New to Tech? Employers Want Technologists with These 25 Skills

Let’s say you’re totally new to the tech industry, and you’re curious about where to focus your valuable learning time. Which skills should you attempt to master?

The answer to that question is partially driven by your own interests—if you have an emotional attachment to artificial intelligence (A.I.) or game development, for example, you’ll want to study the skills that power those disciplines. But it’s also worth examining what employers want.

Emsi Burning Glass, which collects and analyzes millions of job postings from across the country, offers a regular breakdown of the most-requested tech skills by employers.
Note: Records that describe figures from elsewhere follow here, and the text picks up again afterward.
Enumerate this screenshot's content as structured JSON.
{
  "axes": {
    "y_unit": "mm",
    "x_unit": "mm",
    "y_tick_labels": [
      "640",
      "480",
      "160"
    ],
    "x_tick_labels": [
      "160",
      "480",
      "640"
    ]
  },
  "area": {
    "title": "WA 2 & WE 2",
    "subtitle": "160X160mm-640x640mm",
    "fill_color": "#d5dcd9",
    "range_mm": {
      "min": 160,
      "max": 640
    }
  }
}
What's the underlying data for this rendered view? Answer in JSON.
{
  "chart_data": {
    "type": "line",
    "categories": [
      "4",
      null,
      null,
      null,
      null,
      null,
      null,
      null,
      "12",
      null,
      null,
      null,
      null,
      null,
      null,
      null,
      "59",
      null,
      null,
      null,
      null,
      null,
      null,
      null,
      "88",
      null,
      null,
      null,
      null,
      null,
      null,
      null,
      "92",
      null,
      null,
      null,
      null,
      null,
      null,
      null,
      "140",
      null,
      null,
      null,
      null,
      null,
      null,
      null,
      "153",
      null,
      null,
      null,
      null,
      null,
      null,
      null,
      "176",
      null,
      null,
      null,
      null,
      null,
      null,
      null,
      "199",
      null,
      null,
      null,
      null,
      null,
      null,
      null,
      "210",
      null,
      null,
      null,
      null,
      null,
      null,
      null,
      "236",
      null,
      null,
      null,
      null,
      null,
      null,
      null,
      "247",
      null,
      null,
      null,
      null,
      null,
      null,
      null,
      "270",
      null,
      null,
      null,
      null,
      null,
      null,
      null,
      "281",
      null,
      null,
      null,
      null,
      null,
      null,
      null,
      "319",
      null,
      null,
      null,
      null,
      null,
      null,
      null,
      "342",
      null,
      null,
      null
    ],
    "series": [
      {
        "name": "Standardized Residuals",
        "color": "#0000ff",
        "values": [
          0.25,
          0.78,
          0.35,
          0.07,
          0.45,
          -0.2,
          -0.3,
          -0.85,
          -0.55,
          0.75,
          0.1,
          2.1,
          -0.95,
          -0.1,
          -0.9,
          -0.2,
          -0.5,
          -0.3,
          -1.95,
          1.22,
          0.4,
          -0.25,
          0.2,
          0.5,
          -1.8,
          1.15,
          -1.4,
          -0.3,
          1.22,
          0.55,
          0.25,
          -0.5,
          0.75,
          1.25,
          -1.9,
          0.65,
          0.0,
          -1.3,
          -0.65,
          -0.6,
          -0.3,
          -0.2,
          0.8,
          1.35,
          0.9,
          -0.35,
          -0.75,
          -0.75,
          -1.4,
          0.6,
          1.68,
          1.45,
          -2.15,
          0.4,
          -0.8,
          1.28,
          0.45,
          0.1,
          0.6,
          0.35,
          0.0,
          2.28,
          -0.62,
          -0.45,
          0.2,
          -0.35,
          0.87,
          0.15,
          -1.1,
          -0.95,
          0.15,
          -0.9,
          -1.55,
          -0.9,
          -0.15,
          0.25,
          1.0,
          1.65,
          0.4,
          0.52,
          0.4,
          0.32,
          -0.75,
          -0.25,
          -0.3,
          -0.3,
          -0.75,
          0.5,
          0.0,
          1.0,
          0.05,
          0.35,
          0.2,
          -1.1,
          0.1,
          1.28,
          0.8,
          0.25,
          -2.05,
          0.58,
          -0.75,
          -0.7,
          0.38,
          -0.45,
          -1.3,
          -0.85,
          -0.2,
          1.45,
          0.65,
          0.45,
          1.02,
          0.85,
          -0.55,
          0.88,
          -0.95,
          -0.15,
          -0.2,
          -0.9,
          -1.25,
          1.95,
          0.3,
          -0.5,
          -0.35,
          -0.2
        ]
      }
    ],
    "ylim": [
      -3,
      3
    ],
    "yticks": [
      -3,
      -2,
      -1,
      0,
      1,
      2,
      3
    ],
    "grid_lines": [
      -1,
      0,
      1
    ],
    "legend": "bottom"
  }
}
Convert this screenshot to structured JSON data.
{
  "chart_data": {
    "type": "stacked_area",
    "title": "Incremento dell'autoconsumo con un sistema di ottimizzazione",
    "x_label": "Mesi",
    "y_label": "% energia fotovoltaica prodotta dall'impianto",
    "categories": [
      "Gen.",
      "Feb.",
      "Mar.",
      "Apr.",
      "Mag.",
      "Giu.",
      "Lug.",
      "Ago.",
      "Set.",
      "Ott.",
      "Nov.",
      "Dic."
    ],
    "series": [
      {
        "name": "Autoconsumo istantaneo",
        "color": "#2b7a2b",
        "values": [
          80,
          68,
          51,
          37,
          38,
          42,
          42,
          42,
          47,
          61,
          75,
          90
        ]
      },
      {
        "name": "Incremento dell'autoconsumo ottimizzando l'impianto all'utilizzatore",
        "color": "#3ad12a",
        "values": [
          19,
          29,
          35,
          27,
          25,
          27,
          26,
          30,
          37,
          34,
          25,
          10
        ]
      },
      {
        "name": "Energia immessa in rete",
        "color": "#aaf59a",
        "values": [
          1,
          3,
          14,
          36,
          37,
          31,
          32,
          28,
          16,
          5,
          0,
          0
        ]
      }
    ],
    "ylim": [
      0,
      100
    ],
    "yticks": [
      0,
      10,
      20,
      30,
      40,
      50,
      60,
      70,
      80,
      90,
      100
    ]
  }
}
Here’s a chart of those skills over the past 60 days:

As we’ve discussed before, there’s a continuing hunger among companies for technologists who’ve mastered SQL, and for good reason: the programming language is key to managing and querying relational databases, making it the foundation of many organizations’ data operations. Want to learn SQL? Check out this offering from w3schools, which breaks down the various elements of SQL into “chapters”; Microsoft also offers a variety of training materials and instructor-led courses.

It also never hurts to learn popular programming languages such as Python, Java, and JavaScript, all of which power thousands of companies’ internal and external apps and services. As with SQL, there are lots of resources available online for learning these languages; if you want to learn Python, for instance, swing by Python.org for its handy beginner’s guide. 

In addition to technical skills, it’s also clear that employers really want technologists who’ve mastered product and project management. These managers not only know the technical aspects of projects, but also have the “soft skills” (such as empathy and communication) necessary to work with stakeholders, team members, and clients. If you’re curious about project management as a career, start off by mastering project-management methods such as Agile, Scrum, Kanban, and (yes, it’s old, but still used) Waterfall.